Se apresuró jurarme que nunca se había llevado ninguno. Dijo que no era una ladrona. Venía a leerlos, aprovechando que yo no estaba y volvía a colocarlos exactamente en su lugar.
—¿Por qué hace eso? ¿Por qué tanto secreto? Si me hubiera pedido cualquier libro, con gusto se lo habría prestado. Leer no es ningún pecado.
—Mi madre no piensa así. Cree que leer es una pérdida de tiempo. Además, dice que las mujeres que leen tarde o temprano serán unas descocadas.
—¡No puede ser! Eso es absurdo —hubiera querido reír, pero me contuve.
—Una de mis primas me prestaba novelas en secreto, pero se casó hace seis meses y se fue a Morelia, así que ya no tengo cómo conseguirlas.
Le dije que no se preocupara, que le prestaría todos los libros que quisiera. Podía llevárselos y devolvérmelos cuando los terminara.
—Usted no sabe cómo es mi mamá. Si me ve con un libro, aunque fuera de usted, me lo quitaría para quemarlo. Por eso vengo a leer a su cuarto.
Me ofrecí a interceder por ella ante la señora Meléndez, pero Matilde me suplicó que no lo hiciera. Eso solo le complicaría las cosas. En lugar de eso me pidió permiso para entrar a mi cuarto por las tardes, mientras yo estaba trabajando, para leer durante una hora. Estuve de acuerdo, pese a que la idea me inquietaba. El hecho de que una señorita frecuentara la habitación de un hombre, aunque él no estuviera presente, podría dar lugar a habladurías malintencionadas, sobre todo tratándose de alguien joven y bonita como Matilde. Pues aunque para mi gusto era de carnes delgadas, poseía cierto atractivo. Admitir esto me turbó un poco y para que no se me notara, le pregunté sobre sus gustos literarios.
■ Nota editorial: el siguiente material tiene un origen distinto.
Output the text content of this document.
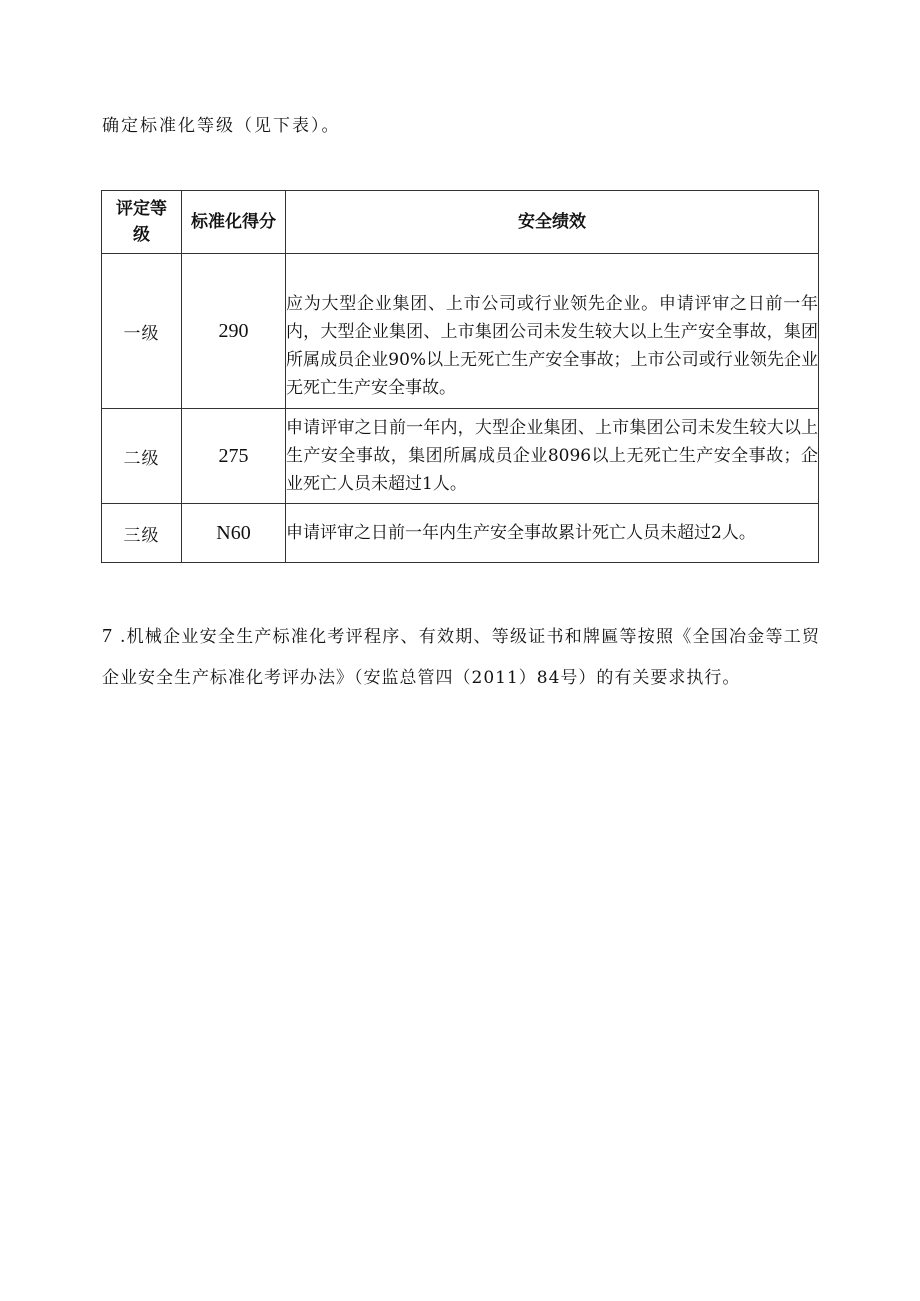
确定标准化等级（见下表）。
评定等级	标准化得分	安全绩效

一级	290	应为大型企业集团、上市公司或行业领先企业。申请评审之日前一年内，大型企业集团、上市集团公司未发生较大以上生产安全事故，集团所属成员企业90%以上无死亡生产安全事故；上市公司或行业领先企业无死亡生产安全事故。

二级	275	申请评审之日前一年内，大型企业集团、上市集团公司未发生较大以上生产安全事故，集团所属成员企业8096以上无死亡生产安全事故；企业死亡人员未超过1人。

三级	N60	申请评审之日前一年内生产安全事故累计死亡人员未超过2人。
7 .机械企业安全生产标准化考评程序、有效期、等级证书和牌匾等按照《全国冶金等工贸企业安全生产标准化考评办法》（安监总管四（2011）84号）的有关要求执行。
—Me gustan las novelas. De sus libros ya leí Las aventuras de Rocambole.
—¡Ese es uno de mis preferidos! —dije con entusiasmo—. ¿Qué le pareció?
—Pues muy infantil. Nada de lo que ocurre es creíble. Prefiero El conde de Montecristo.
—¿Ya terminó de leerlo? —tenía presente que era un tomo bastante gordo.
—Me falta el último capítulo. Casi lo termino anoche, pero entonces llegó usted y tuve que dejarlo. Estaba tan entretenida con la venganza de Edmundo Dantés que apenas me dio tiempo de apagar la vela y salir corriendo.
—Eso explica la luz que vi en la ventana —dije, y añadí—: Le conseguiré algunas novelas que seguramente le gustarán. Solo le pido que sea muy cuidadosa. Nadie debe verla entrar o salir de mi cuarto. Eso podría causarme problemas.
—¿A usted? No me haga reír. Si me descubren, sería yo la que estaría en dificultades. Usted tiene menos que perder porque es hombre. Yo quedaría deshonrada. Igual que Fantine.
—¿Quién?
—Fantine. ¿No ha leído Los miserables? —preguntó incrédula.
Me hubiera dado vergüenza admitir que solo conocía de oídas el libro de Victor Hugo. Por suerte, en ese momento la señora Meléndez llamó a gritos a su hija desde la planta baja. Sentí temor. Era algo ridículo e injustificado, pues Matilde y yo no estábamos haciendo nada indecoroso. Ella puso los ojos en blanco manifestando su fastidio y salió del cuarto sin despedirse.